Region Rhein-Main – Weil Katharina als Junge geboren wurde, will kein Arbeitgeber die transsexuelle Offenbacherin einstellen. Dabei muss sie 16.000 Euro für ihre „körperliche Anpassung“ sparen. Deswegen arbeitet sie jetzt als Prostituierte, um irgendwann den Körper einer echten Frau zu haben. Von Christian Reinartz

Früher hieß Katharina mal Lukas. Und Lukas interessierte sich schon immer für Computer. Aber schon in der Pubertät wird ihr klar: „Ich will lieber eine echte Frau sein.“

Was ist Transsexualität?Transsexualität eines Menschen bedeutet, dass er körperlich eindeutig dem männlichen oder weiblichen Geschlecht angehört, sich jedoch als Angehöriger des anderen Geschlechts empfindet und danach strebt, als solcher anerkannt zu werden, oder den eigenen Körper dem anderen Geschlecht durch hormonelle und operative Behandlung anzugleichen. Laut der „Internationalen Klassifizierung von Krankheiten“ der Weltgesundheitsorganisation, ist Transsexualität eine Form der Geschlechtsidentitätsstörung (Quelle: Wikipedia).

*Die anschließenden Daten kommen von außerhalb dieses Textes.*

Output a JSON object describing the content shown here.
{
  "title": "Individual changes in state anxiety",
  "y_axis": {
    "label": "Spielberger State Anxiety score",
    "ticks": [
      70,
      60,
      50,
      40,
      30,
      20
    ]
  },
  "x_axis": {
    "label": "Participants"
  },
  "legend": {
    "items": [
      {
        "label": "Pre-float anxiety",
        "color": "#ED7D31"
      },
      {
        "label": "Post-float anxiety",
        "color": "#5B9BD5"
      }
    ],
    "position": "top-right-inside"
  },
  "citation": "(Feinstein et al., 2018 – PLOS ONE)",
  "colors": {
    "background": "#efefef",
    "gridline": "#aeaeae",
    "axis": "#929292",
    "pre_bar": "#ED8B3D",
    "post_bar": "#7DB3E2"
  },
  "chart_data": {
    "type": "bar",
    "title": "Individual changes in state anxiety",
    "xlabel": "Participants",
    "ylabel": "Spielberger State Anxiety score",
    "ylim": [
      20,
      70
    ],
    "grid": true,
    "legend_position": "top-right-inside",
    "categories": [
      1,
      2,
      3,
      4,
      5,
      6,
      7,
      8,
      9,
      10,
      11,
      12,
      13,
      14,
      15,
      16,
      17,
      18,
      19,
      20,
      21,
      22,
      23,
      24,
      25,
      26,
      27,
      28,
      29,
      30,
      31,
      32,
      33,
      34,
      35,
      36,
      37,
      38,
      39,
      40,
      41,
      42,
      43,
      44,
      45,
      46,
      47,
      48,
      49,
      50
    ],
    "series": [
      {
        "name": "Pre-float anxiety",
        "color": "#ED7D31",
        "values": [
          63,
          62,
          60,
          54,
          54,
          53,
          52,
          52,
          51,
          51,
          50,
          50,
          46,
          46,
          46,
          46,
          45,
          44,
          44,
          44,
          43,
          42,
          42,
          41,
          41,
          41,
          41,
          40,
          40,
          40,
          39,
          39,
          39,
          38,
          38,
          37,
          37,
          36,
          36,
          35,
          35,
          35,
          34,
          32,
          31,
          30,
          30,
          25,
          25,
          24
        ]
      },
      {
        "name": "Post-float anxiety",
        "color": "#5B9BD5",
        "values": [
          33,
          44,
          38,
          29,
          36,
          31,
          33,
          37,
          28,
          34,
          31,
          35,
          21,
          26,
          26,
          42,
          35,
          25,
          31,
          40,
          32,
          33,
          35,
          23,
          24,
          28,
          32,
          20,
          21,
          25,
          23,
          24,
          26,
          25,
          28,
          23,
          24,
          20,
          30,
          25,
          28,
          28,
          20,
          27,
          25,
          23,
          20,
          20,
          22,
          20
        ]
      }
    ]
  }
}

Trotzdem macht sie ihr Abitur, eine Lehre zur Fachinformatikerin, besteht alles mit Auszeichnung. Mittlerweile hat sie Hormone gespritzt bekommen, die Brüste wachsen langsam und ihre Körper nimmt zarte, weibliche Formen an. „Ich habe mich so wohl gefühlt, langsam eine Frau zu werden“, sagt Katharina. „Aber kein Arbeitgeber wollte mir so mehr einen Job geben.“

Dank ihrer guten Noten hat Katharina es zwar in zahlreiche Bewerbungsgespräche geschafft. „Das Aussehen war dabei nie das Problem“, sagt Katharina. Vielmehr hätten die Firmenchefs ein Problem damit gehabt, dass sie auf dem Papier noch ein Mann ist. „Wie sieht denn das beim Kunden aus?“, hat sie mehr als einmal zu hören bekommen. Katharina versteift sich nicht nur auf ihren Informatikerberuf, bewirbt sich auch für andere Jobs. „Aber es war überall dasselbe.“

Dabei braucht Katharina dringend das Geld. Sie will endlich auch körperlich eine echte Frau werden. Die dazu nötigen Operationen sind vielfältig. Katharina möchte sich unbedingt in Thailand unters Messer legen. „Nur dort haben sie das nötig Wissen und die Erfahrung“, sagt Katharina. „Die machen das seit 50 Jahren.“ Knackpunkt dabei ist die Operationstechnik. Während in Deutschland nur der Penis nach innen gestülpt wird, wird in Thailand eine nahezu echtes weibliches Geschlechtsteil geformt. Dazu kommen dann noch eine Brustvergrößerung und eine Operation, um die Gesichtszüge noch weiblicher zu gestalten. 16.000 Euro braucht Katharina dafür. 16.000, die sie ohne Job nie zusammensparen kann. „Und wenn ich Hartz IV bekommen würde, müsste ich mein Erspartes sowieso wieder abgeben“, sagt Katharina.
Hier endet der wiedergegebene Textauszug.